Julian Wagstaff (born 1970) is a Scottish composer of classical music, musical theatre and opera.

Born in Edinburgh, Wagstaff originally studied German language and politics, and graduated from the University of Reading in 1993. Wagstaff worked as a translator and interpreter in the German language before turning to music as a profession in the late 1990s. His interest in language and political history continues to be reflected in much of his music and in his theatre libretti.

He came to public attention with the musical John Paul Jones (2001), based on the life of the Scots-born sailor and hero of the American Revolution. Premiered in Edinburgh in 2001, this was the first of the composer's works to reach a significant audience. In it, Wagstaff's eclectic compositional style (which frequently involves the integration of several different styles within one work) began to emerge. John Paul Jones was revived as a concert version in 2010 in association with the Scottish Chamber Orchestra.

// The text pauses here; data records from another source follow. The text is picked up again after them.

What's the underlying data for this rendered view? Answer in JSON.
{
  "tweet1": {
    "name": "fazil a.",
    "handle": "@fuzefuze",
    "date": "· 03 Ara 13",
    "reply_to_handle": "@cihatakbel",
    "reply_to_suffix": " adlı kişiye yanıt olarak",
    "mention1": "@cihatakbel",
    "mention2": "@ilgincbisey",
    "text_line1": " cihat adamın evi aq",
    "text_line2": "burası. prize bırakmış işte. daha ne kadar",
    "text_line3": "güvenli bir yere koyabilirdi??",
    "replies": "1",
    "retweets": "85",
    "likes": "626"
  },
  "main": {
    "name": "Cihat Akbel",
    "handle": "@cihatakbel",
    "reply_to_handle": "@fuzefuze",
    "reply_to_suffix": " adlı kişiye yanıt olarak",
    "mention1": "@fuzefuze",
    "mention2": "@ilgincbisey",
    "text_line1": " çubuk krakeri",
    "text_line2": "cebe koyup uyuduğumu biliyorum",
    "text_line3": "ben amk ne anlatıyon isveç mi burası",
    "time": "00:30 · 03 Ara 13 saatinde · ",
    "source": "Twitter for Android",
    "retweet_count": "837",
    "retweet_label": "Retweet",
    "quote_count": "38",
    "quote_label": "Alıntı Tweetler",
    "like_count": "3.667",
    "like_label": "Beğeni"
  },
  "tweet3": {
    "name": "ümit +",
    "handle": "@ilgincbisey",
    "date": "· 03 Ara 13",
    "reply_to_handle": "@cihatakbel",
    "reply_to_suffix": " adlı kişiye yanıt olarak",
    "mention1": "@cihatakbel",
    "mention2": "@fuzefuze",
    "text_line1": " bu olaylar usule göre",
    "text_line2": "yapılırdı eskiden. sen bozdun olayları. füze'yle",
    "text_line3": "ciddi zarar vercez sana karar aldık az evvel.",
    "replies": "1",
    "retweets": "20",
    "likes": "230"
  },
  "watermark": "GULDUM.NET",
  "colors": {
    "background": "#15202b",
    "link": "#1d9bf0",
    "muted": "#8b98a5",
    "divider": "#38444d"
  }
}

The composer began to study musical composition at the University of Edinburgh with Professor Nigel Osborne in 2001, earning a master's degree in music in 2002 and a PhD in 2008.

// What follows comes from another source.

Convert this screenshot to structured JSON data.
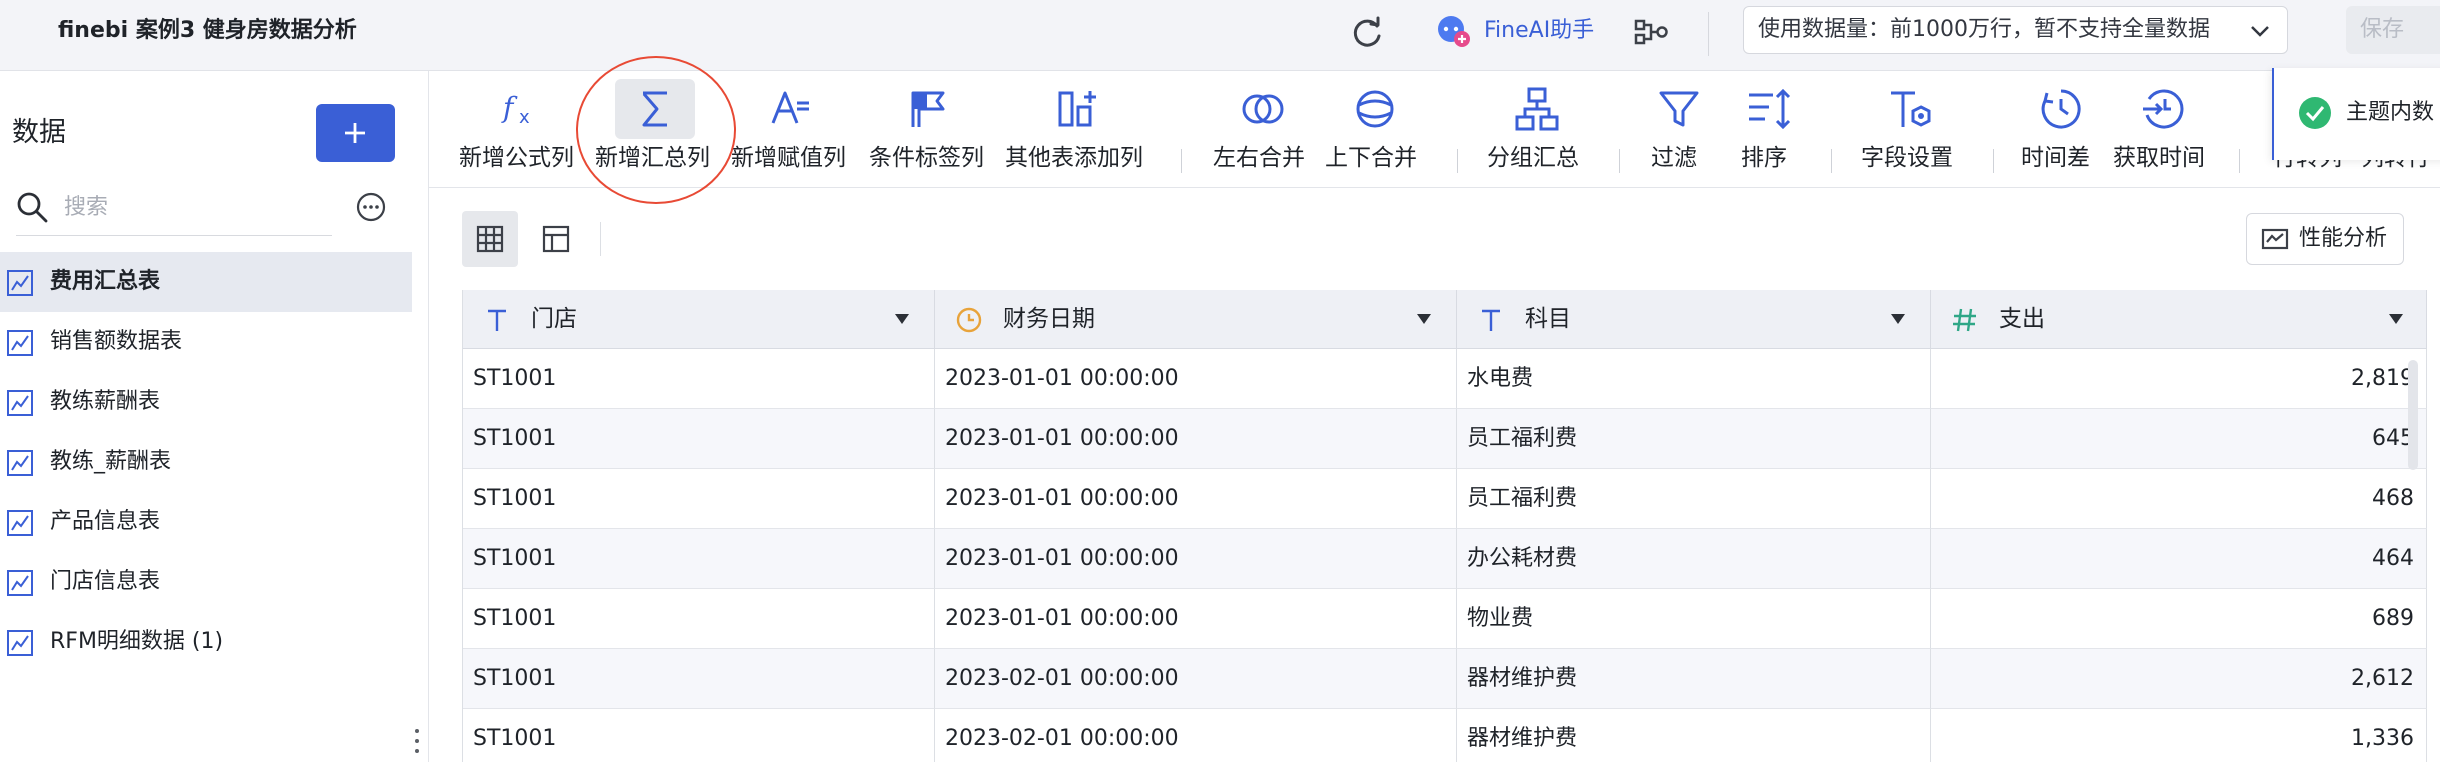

Wagstaff's specific interest in German history, particularly the history of the former German Democratic Republic, is reflected in Treptow for string orchestra (2005), his most-performed work. This piece, which won the 2005 Emre Araci Prize, was inspired by the Soviet War Memorial in Treptow Park in east Berlin.

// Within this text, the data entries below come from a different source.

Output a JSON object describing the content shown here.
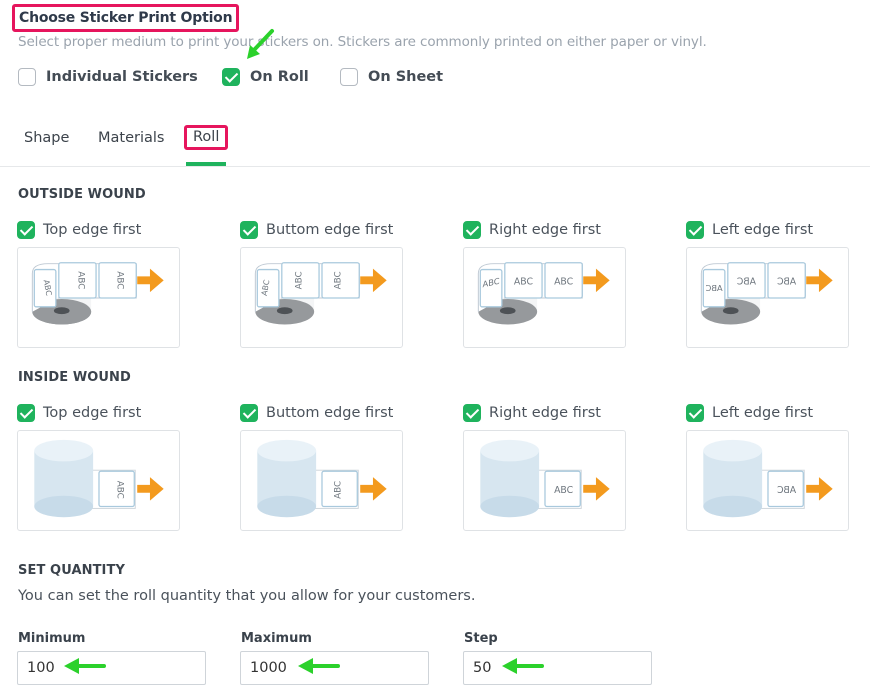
{
  "header": {
    "title": "Choose Sticker Print Option",
    "subtitle": "Select proper medium to print your stickers on. Stickers are commonly printed on either paper or vinyl."
  },
  "print_options": [
    {
      "label": "Individual Stickers",
      "checked": false
    },
    {
      "label": "On Roll",
      "checked": true
    },
    {
      "label": "On Sheet",
      "checked": false
    }
  ],
  "tabs": [
    {
      "label": "Shape",
      "active": false
    },
    {
      "label": "Materials",
      "active": false
    },
    {
      "label": "Roll",
      "active": true
    }
  ],
  "outside_wound": {
    "title": "OUTSIDE WOUND",
    "items": [
      {
        "label": "Top edge first",
        "checked": true,
        "label_text": "ABC"
      },
      {
        "label": "Buttom edge first",
        "checked": true,
        "label_text": "ABC"
      },
      {
        "label": "Right edge first",
        "checked": true,
        "label_text": "ABC"
      },
      {
        "label": "Left edge first",
        "checked": true,
        "label_text": "ABC"
      }
    ]
  },
  "inside_wound": {
    "title": "INSIDE WOUND",
    "items": [
      {
        "label": "Top edge first",
        "checked": true,
        "label_text": "ABC"
      },
      {
        "label": "Buttom edge first",
        "checked": true,
        "label_text": "ABC"
      },
      {
        "label": "Right edge first",
        "checked": true,
        "label_text": "ABC"
      },
      {
        "label": "Left edge first",
        "checked": true,
        "label_text": "ABC"
      }
    ]
  },
  "quantity": {
    "title": "SET QUANTITY",
    "description": "You can set the roll quantity that you allow for your customers.",
    "fields": [
      {
        "label": "Minimum",
        "value": "100"
      },
      {
        "label": "Maximum",
        "value": "1000"
      },
      {
        "label": "Step",
        "value": "50"
      }
    ]
  },
  "colors": {
    "accent_green": "#1fb35d",
    "highlight_pink": "#e6155d",
    "arrow_orange": "#f39a1e",
    "annotation_green": "#2bd12b"
  }
}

In August 2007, Wagstaff presented his hour-long chamber opera The Turing Test on the Edinburgh Festival Fringe. The opera takes its name from the test proposed by the English mathematician Alan Turing for human level intelligence in a machine. A recording of his Piano Quintet was released in the same year on an album by the Edinburgh Quartet recorded by Calum Malcolm entitled Frontiers and Bridges.

In 2011, Wagstaff was commissioned by the Royal Society of Chemistry to compose a new work to celebrate International Year of Chemistry 2011. The trio for clarinet, cello and piano is entitled A Persistent Illusion and was premiered by Hebrides Ensemble on 12 December 2011.

In 2013, the composer was commissioned by the University of Edinburgh to write and produce a short opera to celebrate the Tercentenary of its School of Chemistry which fell that year. The resulting work, entitled Breathe Freely, is set during the Second World War and premiered in the Assembly Rooms (Edinburgh) on 24 October 2013 in a production supported by Scottish Opera. A CD recording of the opera was released on the Linn Records label in October 2015.

In November 2021, the national German radio network Deutschlandfunk broadcast a 45-minute retrospective on Julian Wagstaff's life and work, presented by Martina Brandorff.

Wagstaff lives and works in his native city. His works are widely performed throughout Scotland and beyond.

Wagstaff writes and performs rock music under the name Jules Reed, including as a member of the band The Firrenes. His cousin is the writer Rich Johnston.